New requirements for entities running cryptocurrency businesses
According to the new regulations each entity wishing to carry business activities in the area of cryptocurrencies, e.g. a stationary cryptocurrency exchange office, will have to meet a range of requirements. In the first place, such entities will have to align with the requirement of not having any criminal record. Some individuals will not be able to run their cryptocurrency businesses due to having been convicted of specific crimes, e.g. intentional fiscal crimes, economic offences.
Subsequently, the entities will be required to have knowledge and experience related to virtual currencies. The above requirement can be fulfilled:
- if the entity has completed a course in the field of practical or legal issues related to cryptocurrencies
- if the entity has run business activities related to virtual currencies for at least a year
However, the most important change is the necessity to obtain a registry entry in the register of entrepreneurs who run cryptocurrency businesses. The register will be kept by the Minister of Finance. It is worth noting that if you already run business activities in the area of cryptocurrencies, you will have additional 6 months from 31 October 2021 to adapt to these requirements.
New limits when identifying the client during transactions with cryptocurrencies
Until now entities who run business activities related to cryptocurrencies were obligated to keep the so-called security measures from the AML Act only in strictly defined cases.
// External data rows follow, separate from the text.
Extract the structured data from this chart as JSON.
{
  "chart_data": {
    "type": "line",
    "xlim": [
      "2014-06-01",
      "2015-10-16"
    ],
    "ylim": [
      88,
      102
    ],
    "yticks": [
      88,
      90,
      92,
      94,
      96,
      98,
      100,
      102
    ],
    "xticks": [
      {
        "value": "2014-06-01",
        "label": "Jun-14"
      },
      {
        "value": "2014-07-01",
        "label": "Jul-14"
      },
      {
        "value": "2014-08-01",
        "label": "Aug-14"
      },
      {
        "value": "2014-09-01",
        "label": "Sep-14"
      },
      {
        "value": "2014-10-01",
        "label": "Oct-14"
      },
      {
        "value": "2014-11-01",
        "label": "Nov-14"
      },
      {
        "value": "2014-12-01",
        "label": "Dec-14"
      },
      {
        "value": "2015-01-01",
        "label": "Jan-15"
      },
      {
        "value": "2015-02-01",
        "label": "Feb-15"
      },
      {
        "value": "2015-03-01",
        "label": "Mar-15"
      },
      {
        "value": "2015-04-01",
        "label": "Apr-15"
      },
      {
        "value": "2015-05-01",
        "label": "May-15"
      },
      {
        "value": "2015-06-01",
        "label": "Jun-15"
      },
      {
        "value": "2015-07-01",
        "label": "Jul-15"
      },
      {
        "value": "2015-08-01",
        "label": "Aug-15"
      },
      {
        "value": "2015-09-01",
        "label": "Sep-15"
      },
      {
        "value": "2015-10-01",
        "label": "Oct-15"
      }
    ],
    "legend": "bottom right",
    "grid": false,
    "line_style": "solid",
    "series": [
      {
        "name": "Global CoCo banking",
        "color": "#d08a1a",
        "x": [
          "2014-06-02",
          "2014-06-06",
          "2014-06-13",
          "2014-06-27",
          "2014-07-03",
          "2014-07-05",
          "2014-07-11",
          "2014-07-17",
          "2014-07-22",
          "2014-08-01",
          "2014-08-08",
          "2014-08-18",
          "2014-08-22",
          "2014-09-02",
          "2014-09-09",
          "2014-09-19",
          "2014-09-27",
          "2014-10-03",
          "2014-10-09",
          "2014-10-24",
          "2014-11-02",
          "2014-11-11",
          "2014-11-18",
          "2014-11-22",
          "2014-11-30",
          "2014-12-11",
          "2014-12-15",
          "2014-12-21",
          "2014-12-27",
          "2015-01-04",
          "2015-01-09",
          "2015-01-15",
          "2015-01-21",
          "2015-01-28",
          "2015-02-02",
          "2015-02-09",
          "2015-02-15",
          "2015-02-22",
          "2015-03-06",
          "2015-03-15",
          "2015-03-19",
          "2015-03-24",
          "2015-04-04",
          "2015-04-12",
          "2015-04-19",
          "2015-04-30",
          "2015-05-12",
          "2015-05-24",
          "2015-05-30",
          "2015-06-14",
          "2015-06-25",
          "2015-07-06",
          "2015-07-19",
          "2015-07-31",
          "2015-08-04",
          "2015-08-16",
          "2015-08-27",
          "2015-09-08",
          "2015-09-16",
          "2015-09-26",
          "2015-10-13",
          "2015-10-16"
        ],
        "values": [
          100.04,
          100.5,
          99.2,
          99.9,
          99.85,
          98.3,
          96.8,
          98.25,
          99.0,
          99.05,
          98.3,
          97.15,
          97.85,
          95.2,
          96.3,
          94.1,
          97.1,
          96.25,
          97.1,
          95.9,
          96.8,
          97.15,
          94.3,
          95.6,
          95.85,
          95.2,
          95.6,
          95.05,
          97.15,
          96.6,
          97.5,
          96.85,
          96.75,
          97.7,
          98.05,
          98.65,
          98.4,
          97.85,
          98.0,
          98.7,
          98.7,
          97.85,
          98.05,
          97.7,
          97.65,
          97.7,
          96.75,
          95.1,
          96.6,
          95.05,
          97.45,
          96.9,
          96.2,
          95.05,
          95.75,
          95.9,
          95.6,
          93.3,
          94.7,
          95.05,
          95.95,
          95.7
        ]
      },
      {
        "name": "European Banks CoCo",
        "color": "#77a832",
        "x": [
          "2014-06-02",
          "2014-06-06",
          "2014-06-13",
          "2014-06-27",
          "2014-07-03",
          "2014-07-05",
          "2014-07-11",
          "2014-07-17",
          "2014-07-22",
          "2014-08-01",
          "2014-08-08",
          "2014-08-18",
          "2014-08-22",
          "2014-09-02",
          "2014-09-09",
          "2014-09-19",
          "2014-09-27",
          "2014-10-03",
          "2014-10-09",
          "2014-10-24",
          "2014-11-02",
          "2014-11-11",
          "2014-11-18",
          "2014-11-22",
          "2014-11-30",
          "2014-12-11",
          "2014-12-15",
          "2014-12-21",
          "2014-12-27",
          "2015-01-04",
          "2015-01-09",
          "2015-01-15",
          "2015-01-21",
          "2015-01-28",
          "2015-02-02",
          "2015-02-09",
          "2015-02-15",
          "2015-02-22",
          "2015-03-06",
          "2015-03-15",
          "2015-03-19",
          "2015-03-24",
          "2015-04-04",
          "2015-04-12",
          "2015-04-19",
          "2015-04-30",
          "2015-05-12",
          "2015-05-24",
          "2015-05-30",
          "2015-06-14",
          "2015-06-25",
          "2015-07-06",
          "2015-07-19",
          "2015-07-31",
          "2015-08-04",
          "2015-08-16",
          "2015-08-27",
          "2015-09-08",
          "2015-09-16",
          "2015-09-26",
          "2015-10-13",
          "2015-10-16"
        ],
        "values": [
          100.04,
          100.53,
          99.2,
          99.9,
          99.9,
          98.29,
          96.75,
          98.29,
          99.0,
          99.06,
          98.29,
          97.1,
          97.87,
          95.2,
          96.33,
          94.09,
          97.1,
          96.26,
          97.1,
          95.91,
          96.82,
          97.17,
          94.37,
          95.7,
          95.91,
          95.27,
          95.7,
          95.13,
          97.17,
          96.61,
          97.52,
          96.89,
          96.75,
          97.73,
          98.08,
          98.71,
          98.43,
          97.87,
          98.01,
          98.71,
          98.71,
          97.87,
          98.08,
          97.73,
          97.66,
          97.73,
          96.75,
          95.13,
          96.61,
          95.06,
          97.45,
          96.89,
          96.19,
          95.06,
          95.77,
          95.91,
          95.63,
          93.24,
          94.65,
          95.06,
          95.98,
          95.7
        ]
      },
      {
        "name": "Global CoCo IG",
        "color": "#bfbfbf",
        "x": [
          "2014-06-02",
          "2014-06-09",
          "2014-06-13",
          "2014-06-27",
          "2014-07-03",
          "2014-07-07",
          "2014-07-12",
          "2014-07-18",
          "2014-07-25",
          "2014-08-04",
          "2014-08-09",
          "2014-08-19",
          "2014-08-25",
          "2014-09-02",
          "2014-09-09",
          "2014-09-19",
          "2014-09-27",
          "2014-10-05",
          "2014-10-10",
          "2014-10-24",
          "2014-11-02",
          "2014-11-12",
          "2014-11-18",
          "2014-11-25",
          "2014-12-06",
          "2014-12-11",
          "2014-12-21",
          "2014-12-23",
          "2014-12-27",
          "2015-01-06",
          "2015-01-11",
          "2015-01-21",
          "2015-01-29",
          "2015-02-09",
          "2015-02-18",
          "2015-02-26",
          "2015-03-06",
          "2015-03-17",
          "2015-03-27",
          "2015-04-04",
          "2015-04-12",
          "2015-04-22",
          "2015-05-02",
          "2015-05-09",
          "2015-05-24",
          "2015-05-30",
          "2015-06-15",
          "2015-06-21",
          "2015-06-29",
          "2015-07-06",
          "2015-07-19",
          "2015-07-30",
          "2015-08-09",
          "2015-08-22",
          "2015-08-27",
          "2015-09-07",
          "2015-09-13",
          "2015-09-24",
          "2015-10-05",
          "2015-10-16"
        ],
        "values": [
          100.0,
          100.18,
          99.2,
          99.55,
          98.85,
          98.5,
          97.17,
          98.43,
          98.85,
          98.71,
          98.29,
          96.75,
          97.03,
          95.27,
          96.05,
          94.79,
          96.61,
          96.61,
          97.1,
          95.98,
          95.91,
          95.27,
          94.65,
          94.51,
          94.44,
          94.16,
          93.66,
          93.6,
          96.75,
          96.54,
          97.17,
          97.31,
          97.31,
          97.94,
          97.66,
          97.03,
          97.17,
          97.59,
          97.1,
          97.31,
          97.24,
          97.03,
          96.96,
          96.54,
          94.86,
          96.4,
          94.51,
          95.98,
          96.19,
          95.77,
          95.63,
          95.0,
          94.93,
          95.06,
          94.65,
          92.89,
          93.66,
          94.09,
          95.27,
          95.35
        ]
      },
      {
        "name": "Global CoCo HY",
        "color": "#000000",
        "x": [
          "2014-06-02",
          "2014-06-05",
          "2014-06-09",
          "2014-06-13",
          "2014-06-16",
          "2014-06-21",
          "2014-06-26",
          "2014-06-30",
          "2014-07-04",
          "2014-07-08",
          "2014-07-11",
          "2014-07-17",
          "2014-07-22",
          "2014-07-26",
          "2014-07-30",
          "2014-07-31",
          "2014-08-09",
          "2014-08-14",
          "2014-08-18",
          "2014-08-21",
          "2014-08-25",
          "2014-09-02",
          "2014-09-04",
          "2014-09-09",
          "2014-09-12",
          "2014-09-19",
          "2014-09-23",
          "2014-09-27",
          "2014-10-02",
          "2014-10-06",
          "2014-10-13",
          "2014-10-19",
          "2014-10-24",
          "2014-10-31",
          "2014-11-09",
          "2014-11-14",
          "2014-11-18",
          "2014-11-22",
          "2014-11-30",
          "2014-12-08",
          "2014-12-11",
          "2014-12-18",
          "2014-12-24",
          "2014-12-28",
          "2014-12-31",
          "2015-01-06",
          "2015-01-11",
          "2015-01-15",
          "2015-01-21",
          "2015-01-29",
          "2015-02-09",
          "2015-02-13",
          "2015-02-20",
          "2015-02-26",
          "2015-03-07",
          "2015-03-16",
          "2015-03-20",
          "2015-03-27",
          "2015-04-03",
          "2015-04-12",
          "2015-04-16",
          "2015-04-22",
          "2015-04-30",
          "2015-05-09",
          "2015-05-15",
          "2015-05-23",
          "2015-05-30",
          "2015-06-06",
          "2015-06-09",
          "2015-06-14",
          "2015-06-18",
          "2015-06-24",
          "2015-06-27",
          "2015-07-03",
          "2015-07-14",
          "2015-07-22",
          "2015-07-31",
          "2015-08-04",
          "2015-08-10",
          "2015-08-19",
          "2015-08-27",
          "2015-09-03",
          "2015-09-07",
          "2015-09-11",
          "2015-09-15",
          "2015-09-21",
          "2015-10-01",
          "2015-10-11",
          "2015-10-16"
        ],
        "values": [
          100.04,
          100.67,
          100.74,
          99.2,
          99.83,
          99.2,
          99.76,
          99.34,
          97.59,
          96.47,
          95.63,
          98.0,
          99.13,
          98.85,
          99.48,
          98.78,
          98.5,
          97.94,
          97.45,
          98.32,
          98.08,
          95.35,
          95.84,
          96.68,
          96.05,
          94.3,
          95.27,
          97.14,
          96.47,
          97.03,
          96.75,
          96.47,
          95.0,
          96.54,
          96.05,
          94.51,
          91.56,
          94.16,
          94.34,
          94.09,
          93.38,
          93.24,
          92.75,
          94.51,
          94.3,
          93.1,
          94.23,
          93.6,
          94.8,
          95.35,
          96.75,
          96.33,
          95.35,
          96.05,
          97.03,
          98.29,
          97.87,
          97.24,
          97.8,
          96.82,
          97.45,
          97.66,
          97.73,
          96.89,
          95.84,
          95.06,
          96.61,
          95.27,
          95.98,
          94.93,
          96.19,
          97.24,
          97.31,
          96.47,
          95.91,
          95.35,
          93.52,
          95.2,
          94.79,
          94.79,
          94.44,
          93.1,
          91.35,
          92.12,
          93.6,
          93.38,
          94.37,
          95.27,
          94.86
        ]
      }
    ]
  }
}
For example, stationary cryptocurrency exchange offices usually identified and verified their client details upon an occasional transaction of more than EUR 15,000.
From 31st October 2021 the limit will be lowered to EUR 1,000. What is important is that the limit applies only to entities who run business activities involving cryptocurrencies and is related to the use of cryptocurrencies of the equivalent value mentioned above.